Uno dei vantaggi dell’occuparmi di sesso insolito è poter lasciare ai sessuologi seri quei drammi sempreverdi che costituiscono il motore della professione: problemi di eccitazione e raggiungimento dell’orgasmo, difficoltà legate alla gravidanza e disfunzioni erettili. Volete mettere quant’è più divertente scrivere di BDSM e studiare le parafilie più strane? Certe volte, tuttavia, vengo anch’io tirato dentro a contesti più accademici.

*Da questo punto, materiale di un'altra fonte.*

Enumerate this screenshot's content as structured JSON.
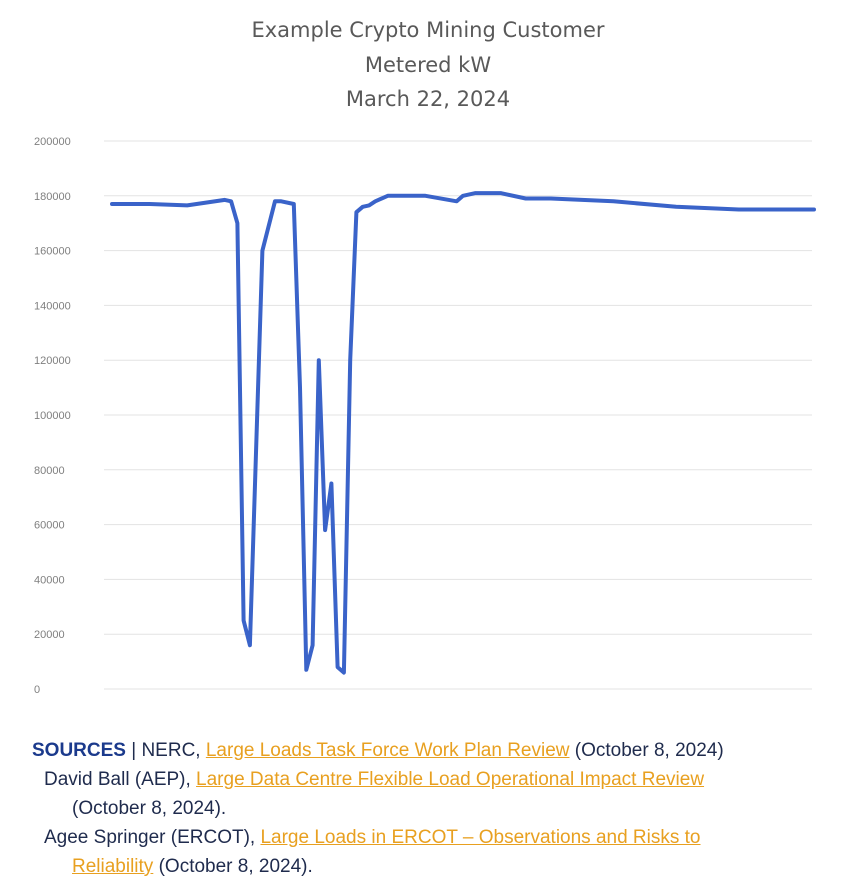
{
  "chart_data": {
    "type": "line",
    "title": [
      "Example Crypto Mining Customer",
      "Metered kW",
      "March 22, 2024"
    ],
    "xlabel": "",
    "ylabel": "",
    "ylim": [
      0,
      200000
    ],
    "yticks": [
      "200000",
      "180000",
      "160000",
      "140000",
      "120000",
      "100000",
      "80000",
      "60000",
      "40000",
      "20000",
      "0"
    ],
    "grid": true,
    "legend": "none",
    "series": [
      {
        "color": "#3a63c9",
        "x": [
          0,
          6,
          12,
          18,
          19,
          20,
          21,
          22,
          24,
          26,
          27,
          29,
          30,
          31,
          32,
          33,
          34,
          35,
          36,
          37,
          38,
          39,
          40,
          41,
          42,
          44,
          50,
          55,
          56,
          58,
          62,
          66,
          70,
          80,
          90,
          100,
          104,
          112
        ],
        "values": [
          177000,
          177000,
          176500,
          178500,
          178000,
          170000,
          25000,
          16000,
          160000,
          178000,
          178000,
          177000,
          110000,
          7000,
          16000,
          120000,
          58000,
          75000,
          8000,
          6000,
          120000,
          174000,
          176000,
          176500,
          178000,
          180000,
          180000,
          178000,
          180000,
          181000,
          181000,
          179000,
          179000,
          178000,
          176000,
          175000,
          175000,
          175000
        ]
      }
    ]
  },
  "sources": {
    "heading": "SOURCES",
    "sep": " | NERC, ",
    "link1": "Large Loads Task Force Work Plan Review",
    "date1": " (October 8, 2024)",
    "line2_author": "David Ball (AEP), ",
    "link2": "Large Data Centre Flexible Load Operational Impact Review",
    "date2": "(October 8, 2024).",
    "line4_author": "Agee Springer (ERCOT), ",
    "link3a": "Large Loads in ERCOT – Observations and Risks to",
    "link3b": "Reliability",
    "date3": " (October 8, 2024)."
  }
}
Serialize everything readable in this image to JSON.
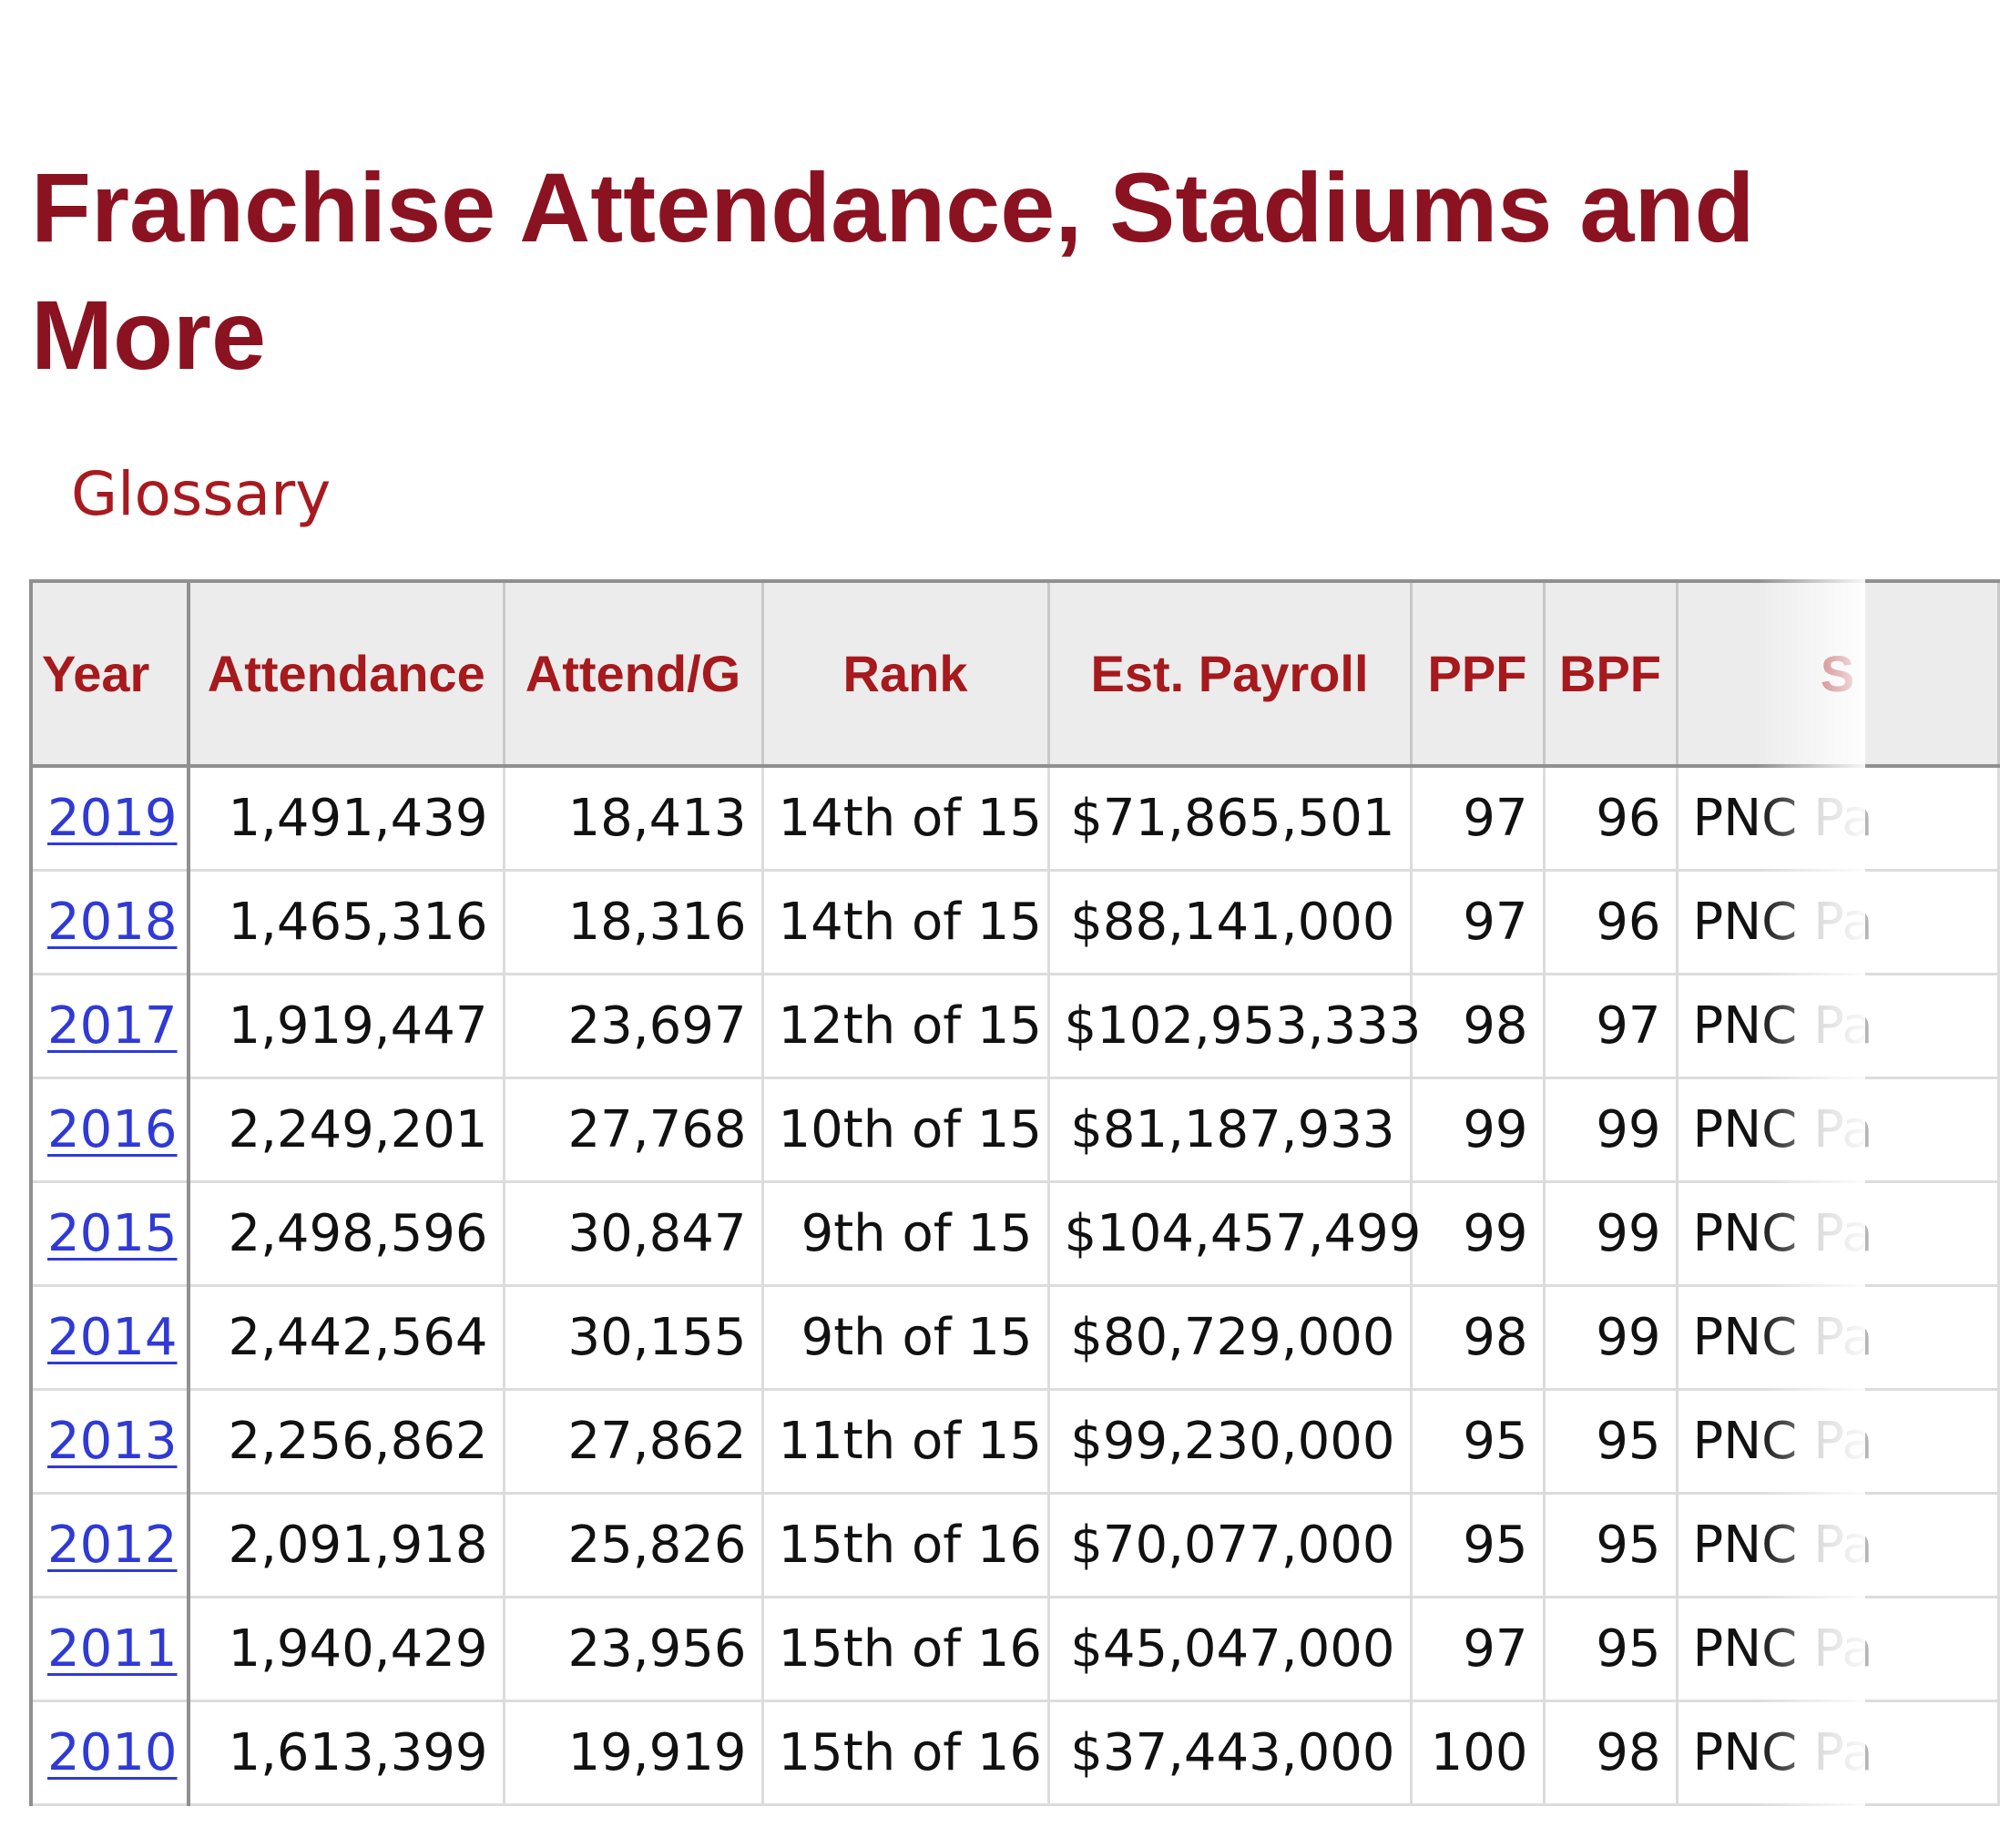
{
  "page": {
    "title": "Franchise Attendance, Stadiums and More",
    "glossary_label": "Glossary"
  },
  "table": {
    "headers": {
      "year": "Year",
      "attendance": "Attendance",
      "attend_per_game": "Attend/G",
      "rank": "Rank",
      "est_payroll": "Est. Payroll",
      "ppf": "PPF",
      "bpf": "BPF",
      "stadium": "S"
    },
    "rows": [
      {
        "year": "2019",
        "attendance": "1,491,439",
        "attend_per_game": "18,413",
        "rank": "14th of 15",
        "est_payroll": "$71,865,501",
        "ppf": "97",
        "bpf": "96",
        "stadium_start": "PNC",
        "stadium_rest": "Pa"
      },
      {
        "year": "2018",
        "attendance": "1,465,316",
        "attend_per_game": "18,316",
        "rank": "14th of 15",
        "est_payroll": "$88,141,000",
        "ppf": "97",
        "bpf": "96",
        "stadium_start": "PNC",
        "stadium_rest": "Pa"
      },
      {
        "year": "2017",
        "attendance": "1,919,447",
        "attend_per_game": "23,697",
        "rank": "12th of 15",
        "est_payroll": "$102,953,333",
        "ppf": "98",
        "bpf": "97",
        "stadium_start": "PNC",
        "stadium_rest": "Pa"
      },
      {
        "year": "2016",
        "attendance": "2,249,201",
        "attend_per_game": "27,768",
        "rank": "10th of 15",
        "est_payroll": "$81,187,933",
        "ppf": "99",
        "bpf": "99",
        "stadium_start": "PNC",
        "stadium_rest": "Pa"
      },
      {
        "year": "2015",
        "attendance": "2,498,596",
        "attend_per_game": "30,847",
        "rank": "9th of 15",
        "est_payroll": "$104,457,499",
        "ppf": "99",
        "bpf": "99",
        "stadium_start": "PNC",
        "stadium_rest": "Pa"
      },
      {
        "year": "2014",
        "attendance": "2,442,564",
        "attend_per_game": "30,155",
        "rank": "9th of 15",
        "est_payroll": "$80,729,000",
        "ppf": "98",
        "bpf": "99",
        "stadium_start": "PNC",
        "stadium_rest": "Pa"
      },
      {
        "year": "2013",
        "attendance": "2,256,862",
        "attend_per_game": "27,862",
        "rank": "11th of 15",
        "est_payroll": "$99,230,000",
        "ppf": "95",
        "bpf": "95",
        "stadium_start": "PNC",
        "stadium_rest": "Pa"
      },
      {
        "year": "2012",
        "attendance": "2,091,918",
        "attend_per_game": "25,826",
        "rank": "15th of 16",
        "est_payroll": "$70,077,000",
        "ppf": "95",
        "bpf": "95",
        "stadium_start": "PNC",
        "stadium_rest": "Pa"
      },
      {
        "year": "2011",
        "attendance": "1,940,429",
        "attend_per_game": "23,956",
        "rank": "15th of 16",
        "est_payroll": "$45,047,000",
        "ppf": "97",
        "bpf": "95",
        "stadium_start": "PNC",
        "stadium_rest": "Pa"
      },
      {
        "year": "2010",
        "attendance": "1,613,399",
        "attend_per_game": "19,919",
        "rank": "15th of 16",
        "est_payroll": "$37,443,000",
        "ppf": "100",
        "bpf": "98",
        "stadium_start": "PNC",
        "stadium_rest": "Pa"
      }
    ]
  },
  "colors": {
    "title": "#8b1321",
    "header_text": "#a6191c",
    "link": "#2f3ad6",
    "header_bg": "#ececec"
  }
}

È così che, qualche settimana fa, mi sono ritrovato – unico maschietto fra un’orda di bloggheresse specializzate in “questioni di coppia” – ad ascoltare i risultati di un’indagine di Doxapharma sul mondo dei medicinali per il trattamento dei problemi d’erezione. Sildenafil, Tadalafil, Vardenafil e Avanafil, che non sono elfi del Signore degli anelli ma le molecole alla base di vere superstar dei farmaci: rispettivamente Viagra, Cialis, Levitra e Spedra. Insieme rappresentano un mercato da circa 5 miliardi di dollari e un fenomeno molto più complesso (e molto più insolito) di quanto si possa immaginare.

 

Per inquadrarlo correttamente è necessario partire da un dato di base. Tolte le difficoltà di erezione dovute a malattie particolari, come per esempio la sclerosi multipla o certe forme di diabete, un calo di prestazioni in questo ambito è un effetto assolutamente normale dell’invecchiamento, sperimentato progressivamente da quasi tutti gli uomini: la percentuale è pari all’età, quindi ci convive il 40% dei quarantenni, il 70% dei settantenni e così via.